Even the fact that Hollywood keeps calling on him to play villains doesn’t seem to bother him. “Why me? I have a funny accent over there. So that’s the obvious reason, I guess. Yes, I’ve done a few villains. I’ve also done quite a few normal people and quite a few crazy people. I try to find something that is different from film to film. A Marvel film is very different than a James Bond film, which is again very different from the Hannibal TV show. They're all villains in their own world, but they’re very, very different villains”
"Even the fact that Hollywood keeps calling on him to play villains doesn’t seem to bother him"

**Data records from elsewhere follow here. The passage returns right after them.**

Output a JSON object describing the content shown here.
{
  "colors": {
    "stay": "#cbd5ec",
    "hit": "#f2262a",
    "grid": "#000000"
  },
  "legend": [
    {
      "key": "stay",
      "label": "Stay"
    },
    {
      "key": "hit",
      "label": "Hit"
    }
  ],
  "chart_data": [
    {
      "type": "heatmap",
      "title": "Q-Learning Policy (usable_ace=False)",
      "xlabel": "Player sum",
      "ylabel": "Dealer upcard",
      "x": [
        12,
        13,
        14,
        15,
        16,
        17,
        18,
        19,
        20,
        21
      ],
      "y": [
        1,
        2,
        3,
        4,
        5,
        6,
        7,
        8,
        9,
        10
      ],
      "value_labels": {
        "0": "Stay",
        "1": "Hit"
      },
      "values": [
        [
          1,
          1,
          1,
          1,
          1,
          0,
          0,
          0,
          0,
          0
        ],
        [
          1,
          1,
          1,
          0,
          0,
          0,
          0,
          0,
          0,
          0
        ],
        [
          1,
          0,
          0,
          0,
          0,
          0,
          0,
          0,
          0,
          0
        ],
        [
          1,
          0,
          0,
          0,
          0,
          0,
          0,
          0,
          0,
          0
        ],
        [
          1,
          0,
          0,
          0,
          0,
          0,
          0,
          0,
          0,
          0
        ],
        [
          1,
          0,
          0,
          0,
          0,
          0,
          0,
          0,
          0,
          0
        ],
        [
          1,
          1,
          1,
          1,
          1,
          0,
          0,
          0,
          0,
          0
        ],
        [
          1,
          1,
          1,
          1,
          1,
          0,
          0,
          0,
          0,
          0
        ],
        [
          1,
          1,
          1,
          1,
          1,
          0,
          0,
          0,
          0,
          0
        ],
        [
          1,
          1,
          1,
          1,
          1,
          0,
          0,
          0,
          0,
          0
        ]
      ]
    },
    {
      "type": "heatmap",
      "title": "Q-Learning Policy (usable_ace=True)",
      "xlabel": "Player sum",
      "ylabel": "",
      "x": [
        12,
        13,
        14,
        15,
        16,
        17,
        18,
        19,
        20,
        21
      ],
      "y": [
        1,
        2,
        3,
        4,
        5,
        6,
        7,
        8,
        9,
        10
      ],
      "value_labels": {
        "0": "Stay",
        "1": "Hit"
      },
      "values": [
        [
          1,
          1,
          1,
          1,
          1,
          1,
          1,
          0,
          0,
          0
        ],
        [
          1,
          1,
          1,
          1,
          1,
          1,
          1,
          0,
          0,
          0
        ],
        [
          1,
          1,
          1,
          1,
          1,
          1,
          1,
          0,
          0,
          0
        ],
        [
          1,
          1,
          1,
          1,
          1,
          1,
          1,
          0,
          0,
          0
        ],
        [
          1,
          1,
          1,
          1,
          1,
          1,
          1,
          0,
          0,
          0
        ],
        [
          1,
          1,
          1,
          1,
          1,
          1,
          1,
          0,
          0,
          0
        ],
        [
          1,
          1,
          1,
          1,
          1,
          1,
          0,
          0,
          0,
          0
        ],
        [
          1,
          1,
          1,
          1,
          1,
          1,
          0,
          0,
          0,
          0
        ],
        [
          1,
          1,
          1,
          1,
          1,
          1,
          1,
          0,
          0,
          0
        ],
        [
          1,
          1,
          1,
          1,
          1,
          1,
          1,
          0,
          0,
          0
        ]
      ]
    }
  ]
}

He just wrapped work on the third Fantastic Beasts… movie, the Harry Potter spin-off, after he was called upon to take over Johnny Depp’s role of dark wizard Gellert Grindelwald following the scandal surrounding Depp’s recent defamation trial. If that wasn’t enough, Mikkelsen has also been cast in the fifth Indiana Jones movie opposite Harrison Ford, who will reprise his role as the intrepid archaeologist. Rumour has it Mikkelsen’s playing the…well, you can probably guess.
Despite this incredible run, this Great Dane promises he’s not looking forward to the next big thing, but simply finding “the beauty of life” in the here and now. “There is a tendency that we’re looking in the future: as long as I get this, next year will be great...then everything you do now is stepping-stones. That is not important. And you might never reach that goal. I try to live my life as if every day, every stepping-stone, is very, very important. At least if you don’t reach your goal, we’ve had some great stepping-stones.”
Another Round is out now. Riders of Justice is released on July 23.